Hal tersebut disampaikan Wagub Dimyati saat menghadiri Puncak Peringatan Hari Ulang Tahun (HUT) Ke-21 Himpunan Pendidik dan Tenaga Kependidikan Anak Usia Dini Indonesia (HIMPAUDI) di Rachmatoellah Convention Hall, Kampus Universitas Serang Raya (Unsera), Kecamatan Taktakan, Kota Serang, Sabtu (5/9/2026).
"Alhamdulillah, tidak terasa sudah 21 tahun organisasi HIMPAUDI kompak dan bersatu. Jaga terus persatuan dan kesatuan," kata Wagub Dimyati.
Ia menjelaskan, tugas pengajar PAUD memegang tanggung jawab besar dalam mengawal pertumbuhan dan perkembangan anak, termasuk dalam pembentukan akhlak serta budi pekertinya.
"Melalui PAUD, anak-anak dilatih kemandiriannya agar lebih terampil dan disiplin. Yang paling penting, mereka mulai dibiasakan untuk berdoa dalam setiap aktivitas, seperti sebelum tidur, yang semuanya diajarkan oleh guru-guru PAUD. Semoga di usia ke-21 ini, HIMPAUDI terus sukses, jaya, dan kompak," ujarnya.
Sementara itu, Ketua Pengurus Wilayah (PW) HIMPAUDI Provinsi Banten, Euis Rusmalina, berharap momentum HUT Ke-21 ini dapat membuat HIMPAUDI semakin solid dan berkualitas.
"Sekarang guru-guru PAUD itu rata-rata pendidikannya sudah Strata 1 (S1), dan alhamdulillah ada juga yang sudah Strata 2 (S2)," ungkap Euis.
Lebih lanjut, Euis menceritakan antusiasme seluruh pengurus dan anggota atas kehadiran Wagub Banten.
Ia mengaku terharu karena jajaran pimpinan daerah berkenan hadir langsung meskipun undangan disampaikan dengan cara yang sangat sederhana.
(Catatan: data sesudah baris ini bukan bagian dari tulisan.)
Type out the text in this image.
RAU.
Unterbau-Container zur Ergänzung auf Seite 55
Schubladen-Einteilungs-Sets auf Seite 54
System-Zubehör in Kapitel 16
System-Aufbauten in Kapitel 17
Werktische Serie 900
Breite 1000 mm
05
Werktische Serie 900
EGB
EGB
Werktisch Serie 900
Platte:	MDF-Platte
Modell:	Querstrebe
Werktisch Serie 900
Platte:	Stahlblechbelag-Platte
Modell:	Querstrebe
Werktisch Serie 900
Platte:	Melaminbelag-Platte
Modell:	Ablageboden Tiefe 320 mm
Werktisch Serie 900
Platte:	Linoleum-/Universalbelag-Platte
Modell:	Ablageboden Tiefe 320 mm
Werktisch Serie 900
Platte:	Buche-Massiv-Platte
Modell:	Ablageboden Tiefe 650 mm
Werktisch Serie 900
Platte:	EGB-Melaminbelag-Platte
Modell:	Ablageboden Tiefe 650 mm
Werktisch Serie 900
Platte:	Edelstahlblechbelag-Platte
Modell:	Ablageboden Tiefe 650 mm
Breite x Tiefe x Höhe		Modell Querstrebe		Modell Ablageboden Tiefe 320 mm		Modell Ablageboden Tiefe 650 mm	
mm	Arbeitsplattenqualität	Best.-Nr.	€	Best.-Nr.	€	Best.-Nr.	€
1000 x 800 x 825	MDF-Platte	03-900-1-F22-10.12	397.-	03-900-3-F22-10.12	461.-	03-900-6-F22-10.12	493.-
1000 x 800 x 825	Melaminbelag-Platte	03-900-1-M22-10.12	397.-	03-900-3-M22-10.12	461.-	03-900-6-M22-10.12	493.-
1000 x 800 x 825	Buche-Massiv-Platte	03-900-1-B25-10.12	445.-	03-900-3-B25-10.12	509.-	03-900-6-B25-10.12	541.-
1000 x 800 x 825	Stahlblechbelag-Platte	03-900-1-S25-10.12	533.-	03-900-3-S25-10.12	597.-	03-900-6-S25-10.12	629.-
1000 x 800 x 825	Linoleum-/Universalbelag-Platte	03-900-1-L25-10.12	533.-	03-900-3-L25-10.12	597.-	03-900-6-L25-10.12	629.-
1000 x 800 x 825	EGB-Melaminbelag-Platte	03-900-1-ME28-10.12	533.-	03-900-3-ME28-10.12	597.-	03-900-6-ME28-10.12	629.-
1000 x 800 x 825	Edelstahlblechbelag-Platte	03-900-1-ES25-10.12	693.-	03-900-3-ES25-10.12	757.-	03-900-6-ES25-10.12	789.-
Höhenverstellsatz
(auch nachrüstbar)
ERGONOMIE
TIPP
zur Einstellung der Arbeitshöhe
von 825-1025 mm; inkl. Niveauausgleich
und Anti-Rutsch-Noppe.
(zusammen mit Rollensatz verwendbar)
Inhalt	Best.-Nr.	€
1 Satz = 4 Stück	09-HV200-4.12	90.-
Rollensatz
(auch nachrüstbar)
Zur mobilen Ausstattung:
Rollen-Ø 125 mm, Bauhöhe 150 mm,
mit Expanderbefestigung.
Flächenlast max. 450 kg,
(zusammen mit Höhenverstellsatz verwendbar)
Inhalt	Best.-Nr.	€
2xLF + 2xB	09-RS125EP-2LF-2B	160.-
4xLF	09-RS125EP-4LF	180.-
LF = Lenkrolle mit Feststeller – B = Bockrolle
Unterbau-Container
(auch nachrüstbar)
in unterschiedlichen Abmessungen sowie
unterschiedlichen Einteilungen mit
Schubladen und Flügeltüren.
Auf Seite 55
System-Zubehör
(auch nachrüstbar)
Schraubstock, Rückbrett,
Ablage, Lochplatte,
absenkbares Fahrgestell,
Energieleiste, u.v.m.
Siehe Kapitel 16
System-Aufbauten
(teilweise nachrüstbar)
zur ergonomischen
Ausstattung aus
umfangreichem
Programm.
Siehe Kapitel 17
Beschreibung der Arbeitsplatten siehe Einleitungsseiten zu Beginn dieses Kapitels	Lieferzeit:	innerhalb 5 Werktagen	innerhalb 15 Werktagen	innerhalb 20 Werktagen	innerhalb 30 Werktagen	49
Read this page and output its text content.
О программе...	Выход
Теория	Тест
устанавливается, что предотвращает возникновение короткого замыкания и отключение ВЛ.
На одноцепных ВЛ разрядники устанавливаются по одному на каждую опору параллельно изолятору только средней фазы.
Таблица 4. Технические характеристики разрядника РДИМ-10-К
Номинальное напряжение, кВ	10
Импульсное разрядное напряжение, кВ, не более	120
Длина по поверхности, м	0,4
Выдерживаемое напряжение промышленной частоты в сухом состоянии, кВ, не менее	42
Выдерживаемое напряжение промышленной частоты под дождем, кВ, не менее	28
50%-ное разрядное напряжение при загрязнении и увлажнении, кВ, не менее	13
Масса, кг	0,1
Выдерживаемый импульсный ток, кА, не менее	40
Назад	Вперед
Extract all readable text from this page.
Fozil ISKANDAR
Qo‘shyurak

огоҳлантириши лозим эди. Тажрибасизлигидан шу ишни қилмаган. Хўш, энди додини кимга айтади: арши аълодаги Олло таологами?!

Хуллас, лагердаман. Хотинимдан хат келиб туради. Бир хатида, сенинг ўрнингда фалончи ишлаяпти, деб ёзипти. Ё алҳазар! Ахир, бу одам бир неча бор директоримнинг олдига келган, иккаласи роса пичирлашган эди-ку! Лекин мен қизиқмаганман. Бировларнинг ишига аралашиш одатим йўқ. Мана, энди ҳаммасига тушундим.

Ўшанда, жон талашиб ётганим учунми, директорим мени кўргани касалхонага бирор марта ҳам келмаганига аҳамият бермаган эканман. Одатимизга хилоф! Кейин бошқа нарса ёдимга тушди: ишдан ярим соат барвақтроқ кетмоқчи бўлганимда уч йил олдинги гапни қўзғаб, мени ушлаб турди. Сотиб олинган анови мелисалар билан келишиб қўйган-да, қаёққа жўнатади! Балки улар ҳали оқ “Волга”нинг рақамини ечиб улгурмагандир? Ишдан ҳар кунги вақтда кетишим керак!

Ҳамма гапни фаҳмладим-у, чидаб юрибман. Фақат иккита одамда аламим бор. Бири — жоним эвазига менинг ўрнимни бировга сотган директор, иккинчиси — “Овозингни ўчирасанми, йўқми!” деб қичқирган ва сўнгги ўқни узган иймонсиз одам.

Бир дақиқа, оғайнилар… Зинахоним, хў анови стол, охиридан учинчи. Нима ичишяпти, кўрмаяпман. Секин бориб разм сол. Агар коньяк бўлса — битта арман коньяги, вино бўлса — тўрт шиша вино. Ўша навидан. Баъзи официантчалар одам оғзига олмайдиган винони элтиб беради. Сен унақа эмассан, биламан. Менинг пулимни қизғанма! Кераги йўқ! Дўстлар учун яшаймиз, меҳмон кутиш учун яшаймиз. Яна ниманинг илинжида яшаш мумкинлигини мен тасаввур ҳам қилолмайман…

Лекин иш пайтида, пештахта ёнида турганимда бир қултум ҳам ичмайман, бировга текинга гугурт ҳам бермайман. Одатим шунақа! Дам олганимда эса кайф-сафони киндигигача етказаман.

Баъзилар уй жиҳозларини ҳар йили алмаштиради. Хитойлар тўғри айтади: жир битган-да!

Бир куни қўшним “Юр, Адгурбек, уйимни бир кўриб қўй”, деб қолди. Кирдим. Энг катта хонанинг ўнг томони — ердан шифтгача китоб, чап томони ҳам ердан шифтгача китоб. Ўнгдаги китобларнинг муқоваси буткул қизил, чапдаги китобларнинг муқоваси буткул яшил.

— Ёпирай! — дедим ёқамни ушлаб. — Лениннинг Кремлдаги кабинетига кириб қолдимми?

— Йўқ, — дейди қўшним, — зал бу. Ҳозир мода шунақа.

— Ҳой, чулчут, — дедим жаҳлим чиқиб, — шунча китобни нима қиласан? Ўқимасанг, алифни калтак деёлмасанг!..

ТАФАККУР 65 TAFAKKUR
"Itu hal yang sangat luar biasa sekali. Padahal, mohon maaf, undangannya hanya melalui pesan WhatsApp (WA) karena keterbatasan. Kami ingin semuanya hadir di sini, dan alhamdulillah beliau menyempatkan hadir," tuturnya.
Sebagai bentuk dukungan nyata, pada acara tersebut Wagub Dimyati juga menyerahkan bantuan senilai Rp10 juta untuk Pengurus Wilayah HIMPAUDI Provinsi Banten, serta bantuan masing-masing sebesar Rp5 juta untuk pengurus di delapan kabupaten/kota se-Provinsi Banten.